Mattie’s gaze narrowed at his claim. ‘But Thom’s sister has other ideas …?’
Jack nodded. ‘It’s completely unreciprocated, Mattie, I can assure you,’ he told her wryly. ‘But as Sharon is Thom’s sister, it’s rather an awkward situation. Short of actually telling her I’m just not interested, which would make things very difficult for everyone—I thought that if I turned up in Paris with a female in tow—’
‘Thanks very much!’ Mattie protested.
‘You weren’t my original choice,’ he reminded her.
No, either Sally, Cally, Sandy, or Tina had been that. But as Mattie, with one of her impulsive actions, had put paid to any of them going to Paris with him—!
‘What’s wrong with this Sharon?’ she prompted interestedly.
‘I’m too much of a gentleman to say,’ Jack returned smoothly.
Just as well she wasn’t taking another sip of her wine when he said that! Gentleman, indeed!
Mattie shook her head. ‘I have a business to run, I can’t just disappear off to Paris for three days—’
‘Four,’ Jack corrected evenly. ‘And Friday and Monday are bank holidays,’ he reasoned. ‘So it will only be for the Saturday. I’m sure you must take time off; who looks after the shop then?’
She didn’t very often take holidays, but when she did she always called on her best friend Sam from their university days. Sam was married with a young baby now, but she loved to keep her hand in and work in the shop if she had the chance.

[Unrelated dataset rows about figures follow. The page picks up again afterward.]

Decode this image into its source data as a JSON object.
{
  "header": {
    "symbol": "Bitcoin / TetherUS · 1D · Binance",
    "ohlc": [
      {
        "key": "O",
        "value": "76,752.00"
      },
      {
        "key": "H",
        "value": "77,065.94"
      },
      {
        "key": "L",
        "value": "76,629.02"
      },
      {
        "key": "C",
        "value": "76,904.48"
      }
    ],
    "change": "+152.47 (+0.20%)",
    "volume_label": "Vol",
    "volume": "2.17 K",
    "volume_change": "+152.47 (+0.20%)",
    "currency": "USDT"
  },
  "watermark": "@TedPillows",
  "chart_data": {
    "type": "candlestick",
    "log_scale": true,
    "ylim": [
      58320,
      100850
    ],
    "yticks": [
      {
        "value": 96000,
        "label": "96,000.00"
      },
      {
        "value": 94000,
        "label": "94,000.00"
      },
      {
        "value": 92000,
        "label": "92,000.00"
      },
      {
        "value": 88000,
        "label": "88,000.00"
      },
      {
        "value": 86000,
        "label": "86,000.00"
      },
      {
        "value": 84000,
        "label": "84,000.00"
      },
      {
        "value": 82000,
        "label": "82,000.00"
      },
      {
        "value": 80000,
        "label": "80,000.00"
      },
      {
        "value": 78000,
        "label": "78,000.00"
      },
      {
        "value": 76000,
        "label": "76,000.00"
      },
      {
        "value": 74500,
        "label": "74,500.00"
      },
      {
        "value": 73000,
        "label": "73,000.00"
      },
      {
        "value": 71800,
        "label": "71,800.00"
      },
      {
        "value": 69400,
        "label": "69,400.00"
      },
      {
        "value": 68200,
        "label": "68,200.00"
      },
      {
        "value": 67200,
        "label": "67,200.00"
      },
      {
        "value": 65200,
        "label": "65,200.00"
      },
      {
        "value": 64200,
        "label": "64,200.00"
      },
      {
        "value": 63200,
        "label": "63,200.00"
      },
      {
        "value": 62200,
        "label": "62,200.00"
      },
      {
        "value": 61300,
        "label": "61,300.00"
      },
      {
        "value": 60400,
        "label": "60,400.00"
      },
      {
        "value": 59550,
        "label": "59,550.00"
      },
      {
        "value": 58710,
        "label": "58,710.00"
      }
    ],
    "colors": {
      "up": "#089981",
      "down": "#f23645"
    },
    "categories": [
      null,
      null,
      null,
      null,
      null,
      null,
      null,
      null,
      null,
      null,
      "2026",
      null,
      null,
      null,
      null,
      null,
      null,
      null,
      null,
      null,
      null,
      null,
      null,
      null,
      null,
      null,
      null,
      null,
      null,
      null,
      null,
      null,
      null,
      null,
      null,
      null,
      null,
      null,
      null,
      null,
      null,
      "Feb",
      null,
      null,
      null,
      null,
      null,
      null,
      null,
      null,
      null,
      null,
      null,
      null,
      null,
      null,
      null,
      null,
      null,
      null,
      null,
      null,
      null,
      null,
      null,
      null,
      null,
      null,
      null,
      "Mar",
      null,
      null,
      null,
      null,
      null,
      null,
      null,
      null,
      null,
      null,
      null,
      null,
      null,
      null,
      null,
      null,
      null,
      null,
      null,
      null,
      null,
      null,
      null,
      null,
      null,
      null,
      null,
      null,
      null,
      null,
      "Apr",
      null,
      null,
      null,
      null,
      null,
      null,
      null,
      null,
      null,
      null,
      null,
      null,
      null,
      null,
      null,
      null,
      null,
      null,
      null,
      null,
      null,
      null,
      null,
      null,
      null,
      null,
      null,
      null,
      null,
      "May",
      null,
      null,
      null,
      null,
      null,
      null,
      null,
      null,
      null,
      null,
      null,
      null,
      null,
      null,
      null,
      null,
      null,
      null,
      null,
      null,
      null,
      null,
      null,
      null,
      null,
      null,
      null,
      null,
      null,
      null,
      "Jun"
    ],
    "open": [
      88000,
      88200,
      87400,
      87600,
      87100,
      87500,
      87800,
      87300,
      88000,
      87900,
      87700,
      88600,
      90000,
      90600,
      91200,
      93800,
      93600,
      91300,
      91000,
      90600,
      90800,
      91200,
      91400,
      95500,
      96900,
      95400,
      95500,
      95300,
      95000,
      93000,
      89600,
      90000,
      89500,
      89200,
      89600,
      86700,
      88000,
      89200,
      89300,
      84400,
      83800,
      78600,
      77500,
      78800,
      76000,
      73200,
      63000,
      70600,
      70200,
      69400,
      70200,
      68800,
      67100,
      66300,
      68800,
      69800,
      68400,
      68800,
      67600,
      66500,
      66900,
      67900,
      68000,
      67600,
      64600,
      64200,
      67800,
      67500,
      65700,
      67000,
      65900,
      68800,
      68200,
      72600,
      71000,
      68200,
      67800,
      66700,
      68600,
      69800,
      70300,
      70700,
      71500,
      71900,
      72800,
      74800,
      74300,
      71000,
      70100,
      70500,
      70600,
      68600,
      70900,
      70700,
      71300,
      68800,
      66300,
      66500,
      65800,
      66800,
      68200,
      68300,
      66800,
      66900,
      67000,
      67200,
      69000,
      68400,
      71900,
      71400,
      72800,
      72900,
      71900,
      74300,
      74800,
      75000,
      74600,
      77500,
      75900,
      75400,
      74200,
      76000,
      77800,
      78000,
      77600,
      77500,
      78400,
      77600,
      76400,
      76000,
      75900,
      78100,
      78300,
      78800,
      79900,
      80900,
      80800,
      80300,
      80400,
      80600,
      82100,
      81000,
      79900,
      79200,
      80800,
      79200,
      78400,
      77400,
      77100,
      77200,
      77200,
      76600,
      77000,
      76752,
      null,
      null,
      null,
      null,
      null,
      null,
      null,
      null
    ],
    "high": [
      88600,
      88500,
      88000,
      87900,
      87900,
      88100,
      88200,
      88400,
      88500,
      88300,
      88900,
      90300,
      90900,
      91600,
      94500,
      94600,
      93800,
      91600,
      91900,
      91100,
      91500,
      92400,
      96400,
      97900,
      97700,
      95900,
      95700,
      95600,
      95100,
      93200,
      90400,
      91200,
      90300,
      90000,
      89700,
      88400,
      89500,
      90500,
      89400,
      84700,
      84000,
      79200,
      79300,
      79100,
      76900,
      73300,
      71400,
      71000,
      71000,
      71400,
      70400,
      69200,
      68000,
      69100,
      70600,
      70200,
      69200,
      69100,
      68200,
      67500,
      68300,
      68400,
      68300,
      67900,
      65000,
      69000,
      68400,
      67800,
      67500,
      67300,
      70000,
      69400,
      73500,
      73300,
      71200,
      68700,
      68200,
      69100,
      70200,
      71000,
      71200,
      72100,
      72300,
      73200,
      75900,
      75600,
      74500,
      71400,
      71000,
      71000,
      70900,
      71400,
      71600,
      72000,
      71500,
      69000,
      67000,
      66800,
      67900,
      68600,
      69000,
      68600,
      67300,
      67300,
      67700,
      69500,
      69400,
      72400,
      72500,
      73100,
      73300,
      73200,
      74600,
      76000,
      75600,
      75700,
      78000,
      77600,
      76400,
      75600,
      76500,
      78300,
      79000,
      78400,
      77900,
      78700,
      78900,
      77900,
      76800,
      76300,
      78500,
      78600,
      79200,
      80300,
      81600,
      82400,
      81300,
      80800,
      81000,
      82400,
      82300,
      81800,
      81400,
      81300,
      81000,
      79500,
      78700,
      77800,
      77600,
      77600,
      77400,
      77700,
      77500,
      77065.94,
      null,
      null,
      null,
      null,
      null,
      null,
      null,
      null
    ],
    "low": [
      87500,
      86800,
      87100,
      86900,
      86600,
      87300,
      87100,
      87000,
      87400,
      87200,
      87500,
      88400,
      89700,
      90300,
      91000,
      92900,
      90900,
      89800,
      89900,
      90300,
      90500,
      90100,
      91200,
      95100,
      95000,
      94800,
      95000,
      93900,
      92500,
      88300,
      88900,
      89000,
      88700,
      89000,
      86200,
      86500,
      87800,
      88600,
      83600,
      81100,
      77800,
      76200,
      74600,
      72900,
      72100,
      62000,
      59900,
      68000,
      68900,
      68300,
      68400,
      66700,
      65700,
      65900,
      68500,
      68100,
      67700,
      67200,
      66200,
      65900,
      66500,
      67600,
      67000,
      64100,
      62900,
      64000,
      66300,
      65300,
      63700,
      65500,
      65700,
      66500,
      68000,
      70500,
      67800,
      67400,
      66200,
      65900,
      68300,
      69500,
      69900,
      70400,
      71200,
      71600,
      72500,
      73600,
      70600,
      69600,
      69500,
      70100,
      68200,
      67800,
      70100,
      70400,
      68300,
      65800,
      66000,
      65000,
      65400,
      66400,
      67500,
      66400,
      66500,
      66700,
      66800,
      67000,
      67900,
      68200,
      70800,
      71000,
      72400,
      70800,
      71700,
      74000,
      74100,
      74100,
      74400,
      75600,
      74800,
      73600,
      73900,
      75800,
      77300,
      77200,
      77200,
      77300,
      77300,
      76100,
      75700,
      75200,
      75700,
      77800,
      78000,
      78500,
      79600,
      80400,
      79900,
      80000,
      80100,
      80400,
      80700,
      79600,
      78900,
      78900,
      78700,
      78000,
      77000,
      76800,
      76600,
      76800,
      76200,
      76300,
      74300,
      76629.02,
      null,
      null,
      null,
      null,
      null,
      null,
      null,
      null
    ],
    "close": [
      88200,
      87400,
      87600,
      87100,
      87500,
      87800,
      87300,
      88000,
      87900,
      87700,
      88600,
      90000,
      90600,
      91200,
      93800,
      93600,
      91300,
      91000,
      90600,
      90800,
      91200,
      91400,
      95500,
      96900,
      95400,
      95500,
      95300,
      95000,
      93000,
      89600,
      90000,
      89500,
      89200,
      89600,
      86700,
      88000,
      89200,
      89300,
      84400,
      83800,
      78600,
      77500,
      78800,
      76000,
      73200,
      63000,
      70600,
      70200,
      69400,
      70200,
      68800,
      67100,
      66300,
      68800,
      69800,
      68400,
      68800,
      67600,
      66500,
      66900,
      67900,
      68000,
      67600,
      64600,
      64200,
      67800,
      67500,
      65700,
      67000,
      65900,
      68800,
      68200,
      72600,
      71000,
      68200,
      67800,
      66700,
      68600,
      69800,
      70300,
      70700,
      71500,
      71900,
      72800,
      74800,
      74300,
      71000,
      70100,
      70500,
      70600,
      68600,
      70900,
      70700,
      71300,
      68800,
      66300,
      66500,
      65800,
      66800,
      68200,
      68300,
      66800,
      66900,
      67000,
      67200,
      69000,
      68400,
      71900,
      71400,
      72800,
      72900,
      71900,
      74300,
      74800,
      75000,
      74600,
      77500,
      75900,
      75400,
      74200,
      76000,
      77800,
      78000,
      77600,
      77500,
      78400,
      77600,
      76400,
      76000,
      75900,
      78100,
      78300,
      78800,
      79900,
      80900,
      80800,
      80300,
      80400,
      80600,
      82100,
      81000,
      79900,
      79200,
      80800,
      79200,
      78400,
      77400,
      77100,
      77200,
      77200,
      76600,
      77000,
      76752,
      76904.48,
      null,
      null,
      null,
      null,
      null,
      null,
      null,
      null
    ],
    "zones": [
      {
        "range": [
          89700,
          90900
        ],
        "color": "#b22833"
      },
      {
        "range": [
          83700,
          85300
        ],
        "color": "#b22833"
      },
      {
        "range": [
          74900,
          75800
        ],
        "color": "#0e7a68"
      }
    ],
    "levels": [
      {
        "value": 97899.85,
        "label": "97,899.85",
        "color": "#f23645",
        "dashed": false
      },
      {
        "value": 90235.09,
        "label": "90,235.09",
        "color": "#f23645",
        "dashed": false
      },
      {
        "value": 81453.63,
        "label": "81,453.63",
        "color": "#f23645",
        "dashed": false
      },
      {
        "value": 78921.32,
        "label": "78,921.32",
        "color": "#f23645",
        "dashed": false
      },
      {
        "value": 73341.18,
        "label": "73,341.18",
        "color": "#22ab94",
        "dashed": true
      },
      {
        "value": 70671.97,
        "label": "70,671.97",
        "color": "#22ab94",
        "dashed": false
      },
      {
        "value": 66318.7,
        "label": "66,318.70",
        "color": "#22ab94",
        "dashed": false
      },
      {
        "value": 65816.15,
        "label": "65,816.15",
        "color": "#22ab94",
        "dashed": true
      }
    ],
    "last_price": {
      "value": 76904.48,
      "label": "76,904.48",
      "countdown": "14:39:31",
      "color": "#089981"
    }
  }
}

Except Mattie really didn’t want to take this particular holiday!
‘It doesn’t matter how many days it is—I’m not going!’ Mattie repeated firmly.
‘No?’ He raised dark brows.
Mattie took a desperate swallow of her wine, managing to avoid choking herself this time, although the warmth of the alcohol did nothing to fill the cold hollow she could feel in the pit of her stomach.
Her deliberate act—an act Jack Beauchamp knew to be deliberate!—in changing those cards on the flowers he’d sent to the four women in his life had been a really stupid, unprofessional thing to do. Something else Jack Beauchamp was well aware of. As he was also aware he could make serious professional trouble for her if he chose to do so …
Blackmail. The man was using blackmail on her. A crime as serious—if not more so—than the one she had committed.
But that was the important thing here—the one she had committed …
Deliberately. Not cold-bloodedly. She had been too indignant, on behalf of those four unsuspecting women—as well as for herself, she admitted now—for it ever to be called that! But she had definitely acted with malice aforethought.
But that surely wasn’t punishable, courtesy of a weekend in Paris with this man—
What was she saying? A weekend in Paris with Jack Beauchamp wasn’t a punishment. At least, not one that any sane woman would see as punishment … The man was gorgeous, charming, so sexy he made her toes curl to look at him. Punishment! Most women would leap at the chance to go to Paris with him for the weekend.
Even her, if she were honest with herself …
She avoided his teasing gaze, moistening dry lips. ‘What would I tell my mother?’ Oh, Mattie, she inwardly chided; she knew she wasn’t in the least sophisticated, but she could at least try to act as if she were. What would her mother say, indeed!
Jack seemed to give the question serious thought, surprisingly no mockery in his expression as he did so. ‘I suppose it’s too much to hope that your mother doesn’t know I’m the greedy pig you were talking about yesterday?’ he finally responded.